Looking beyond the categorical details of the meta-analysis[13], there are subtle intricacies of the individual DEX-delirium RCTs which necessitate close consideration[9,14-17]. Table 2 enlists some of the pertinent points to assess while interpreting the results of these RCTs[9,14-17]. For instance, the POD protective role evaluation of DEX in the Turan et al.

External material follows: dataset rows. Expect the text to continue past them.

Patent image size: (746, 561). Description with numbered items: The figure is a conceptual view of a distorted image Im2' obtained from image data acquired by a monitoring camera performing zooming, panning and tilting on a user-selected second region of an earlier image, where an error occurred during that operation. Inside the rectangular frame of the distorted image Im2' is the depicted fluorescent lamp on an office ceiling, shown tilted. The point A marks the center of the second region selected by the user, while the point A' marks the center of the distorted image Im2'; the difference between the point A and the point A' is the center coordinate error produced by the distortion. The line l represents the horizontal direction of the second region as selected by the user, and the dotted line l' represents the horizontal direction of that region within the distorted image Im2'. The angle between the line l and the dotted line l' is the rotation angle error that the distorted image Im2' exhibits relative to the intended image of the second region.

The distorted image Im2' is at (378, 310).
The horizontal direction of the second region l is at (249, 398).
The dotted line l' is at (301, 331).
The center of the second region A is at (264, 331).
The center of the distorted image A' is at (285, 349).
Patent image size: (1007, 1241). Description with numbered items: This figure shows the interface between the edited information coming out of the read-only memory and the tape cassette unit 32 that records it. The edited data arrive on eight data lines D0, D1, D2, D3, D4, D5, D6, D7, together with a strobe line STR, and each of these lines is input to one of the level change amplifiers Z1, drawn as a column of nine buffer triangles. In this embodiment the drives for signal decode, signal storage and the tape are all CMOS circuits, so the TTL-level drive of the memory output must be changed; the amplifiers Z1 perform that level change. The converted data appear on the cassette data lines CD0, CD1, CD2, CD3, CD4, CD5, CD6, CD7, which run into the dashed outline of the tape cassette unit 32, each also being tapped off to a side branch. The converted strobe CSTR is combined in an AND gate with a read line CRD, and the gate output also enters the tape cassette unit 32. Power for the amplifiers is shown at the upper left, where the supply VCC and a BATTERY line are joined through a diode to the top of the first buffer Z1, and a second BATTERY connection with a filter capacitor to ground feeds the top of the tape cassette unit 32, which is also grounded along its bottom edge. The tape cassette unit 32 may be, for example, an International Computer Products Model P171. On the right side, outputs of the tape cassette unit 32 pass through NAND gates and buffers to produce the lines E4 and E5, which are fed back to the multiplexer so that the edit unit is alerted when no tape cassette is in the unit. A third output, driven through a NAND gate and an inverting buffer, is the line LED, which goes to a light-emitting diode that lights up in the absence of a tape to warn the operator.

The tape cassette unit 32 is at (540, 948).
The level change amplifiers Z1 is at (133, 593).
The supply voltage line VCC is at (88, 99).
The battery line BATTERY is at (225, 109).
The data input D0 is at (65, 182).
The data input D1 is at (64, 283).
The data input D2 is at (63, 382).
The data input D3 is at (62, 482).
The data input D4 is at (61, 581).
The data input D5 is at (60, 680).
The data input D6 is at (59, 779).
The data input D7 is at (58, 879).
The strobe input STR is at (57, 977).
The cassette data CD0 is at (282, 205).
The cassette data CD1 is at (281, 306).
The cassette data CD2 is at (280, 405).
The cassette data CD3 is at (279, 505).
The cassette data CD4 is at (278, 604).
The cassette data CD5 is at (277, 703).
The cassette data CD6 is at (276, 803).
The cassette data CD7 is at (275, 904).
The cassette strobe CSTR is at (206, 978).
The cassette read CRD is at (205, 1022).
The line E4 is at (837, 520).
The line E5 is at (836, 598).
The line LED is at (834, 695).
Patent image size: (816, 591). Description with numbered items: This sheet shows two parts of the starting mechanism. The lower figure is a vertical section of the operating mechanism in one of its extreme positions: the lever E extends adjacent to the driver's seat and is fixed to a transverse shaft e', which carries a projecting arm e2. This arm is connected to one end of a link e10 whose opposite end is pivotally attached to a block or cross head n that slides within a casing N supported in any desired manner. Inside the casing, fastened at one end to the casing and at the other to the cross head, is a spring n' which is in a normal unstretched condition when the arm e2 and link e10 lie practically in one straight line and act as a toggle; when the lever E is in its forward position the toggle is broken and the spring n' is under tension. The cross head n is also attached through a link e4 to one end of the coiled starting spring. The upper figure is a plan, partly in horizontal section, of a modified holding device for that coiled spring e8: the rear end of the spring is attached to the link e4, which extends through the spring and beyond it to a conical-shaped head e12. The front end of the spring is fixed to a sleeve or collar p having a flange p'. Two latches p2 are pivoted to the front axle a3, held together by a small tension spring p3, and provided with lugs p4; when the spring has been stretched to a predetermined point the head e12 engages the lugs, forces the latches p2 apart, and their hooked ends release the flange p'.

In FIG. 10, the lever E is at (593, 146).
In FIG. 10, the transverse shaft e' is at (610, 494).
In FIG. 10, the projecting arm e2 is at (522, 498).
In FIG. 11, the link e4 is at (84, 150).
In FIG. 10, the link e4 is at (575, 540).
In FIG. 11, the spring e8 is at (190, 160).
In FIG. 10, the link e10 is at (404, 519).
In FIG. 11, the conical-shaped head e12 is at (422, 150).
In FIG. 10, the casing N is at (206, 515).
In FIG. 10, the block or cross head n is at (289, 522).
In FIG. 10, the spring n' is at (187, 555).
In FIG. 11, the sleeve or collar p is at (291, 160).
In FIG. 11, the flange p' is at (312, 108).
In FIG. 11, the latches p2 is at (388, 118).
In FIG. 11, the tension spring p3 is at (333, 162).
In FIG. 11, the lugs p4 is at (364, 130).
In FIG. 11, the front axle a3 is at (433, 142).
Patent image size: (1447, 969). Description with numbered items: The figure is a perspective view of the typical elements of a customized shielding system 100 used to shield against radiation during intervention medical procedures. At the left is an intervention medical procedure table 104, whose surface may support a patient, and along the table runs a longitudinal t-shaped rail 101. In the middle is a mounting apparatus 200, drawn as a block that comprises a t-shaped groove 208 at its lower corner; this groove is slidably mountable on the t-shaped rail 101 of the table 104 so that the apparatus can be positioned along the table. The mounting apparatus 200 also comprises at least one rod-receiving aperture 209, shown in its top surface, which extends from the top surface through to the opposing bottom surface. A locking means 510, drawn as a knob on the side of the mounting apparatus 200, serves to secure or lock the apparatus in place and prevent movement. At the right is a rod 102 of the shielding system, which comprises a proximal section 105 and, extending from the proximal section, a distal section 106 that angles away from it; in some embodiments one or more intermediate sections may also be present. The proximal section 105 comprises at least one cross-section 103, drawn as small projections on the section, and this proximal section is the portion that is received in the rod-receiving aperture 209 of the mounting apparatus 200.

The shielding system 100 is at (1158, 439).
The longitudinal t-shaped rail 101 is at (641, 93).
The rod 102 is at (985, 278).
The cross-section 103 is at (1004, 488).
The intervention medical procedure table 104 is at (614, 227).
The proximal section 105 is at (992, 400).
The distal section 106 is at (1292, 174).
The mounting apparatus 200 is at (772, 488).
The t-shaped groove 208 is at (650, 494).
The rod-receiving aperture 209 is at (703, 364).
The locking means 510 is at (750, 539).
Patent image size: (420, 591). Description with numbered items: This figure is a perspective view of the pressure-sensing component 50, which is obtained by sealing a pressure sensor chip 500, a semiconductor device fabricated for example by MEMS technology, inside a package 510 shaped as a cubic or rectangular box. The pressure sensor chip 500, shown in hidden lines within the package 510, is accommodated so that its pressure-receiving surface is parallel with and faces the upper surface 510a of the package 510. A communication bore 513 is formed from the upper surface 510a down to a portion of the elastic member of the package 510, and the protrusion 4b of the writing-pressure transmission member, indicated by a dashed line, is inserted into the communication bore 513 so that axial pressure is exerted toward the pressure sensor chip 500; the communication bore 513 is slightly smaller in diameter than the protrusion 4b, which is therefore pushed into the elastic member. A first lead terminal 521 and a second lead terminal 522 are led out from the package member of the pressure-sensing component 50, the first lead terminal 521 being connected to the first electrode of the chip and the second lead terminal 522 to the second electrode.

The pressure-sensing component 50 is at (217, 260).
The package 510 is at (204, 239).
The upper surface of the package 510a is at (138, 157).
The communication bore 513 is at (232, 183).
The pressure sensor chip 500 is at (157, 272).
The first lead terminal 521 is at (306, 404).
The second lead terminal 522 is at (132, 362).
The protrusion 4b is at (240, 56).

DECADE trial may have been compounded by the lack of a protocolized anesthetic regime, titration of the study drug, and other sedatives administration at the discretion of the anesthesiologist and disregard to the group-specific cumulative sedative drug dosages being utilized[8,18,19]. At the same time, exempting a formal preoperative cognitive status assessment can pose important concerns as adequate literature exists to suggest preoperative anxiety-depression and low mini-mental state examination score as independent risk-factors for POD following cardiac surgery[14-17]. Notably, the Li et al.[9] meta-analysis excluded the RCTs which did not rule out a preoperative cognitive impairment.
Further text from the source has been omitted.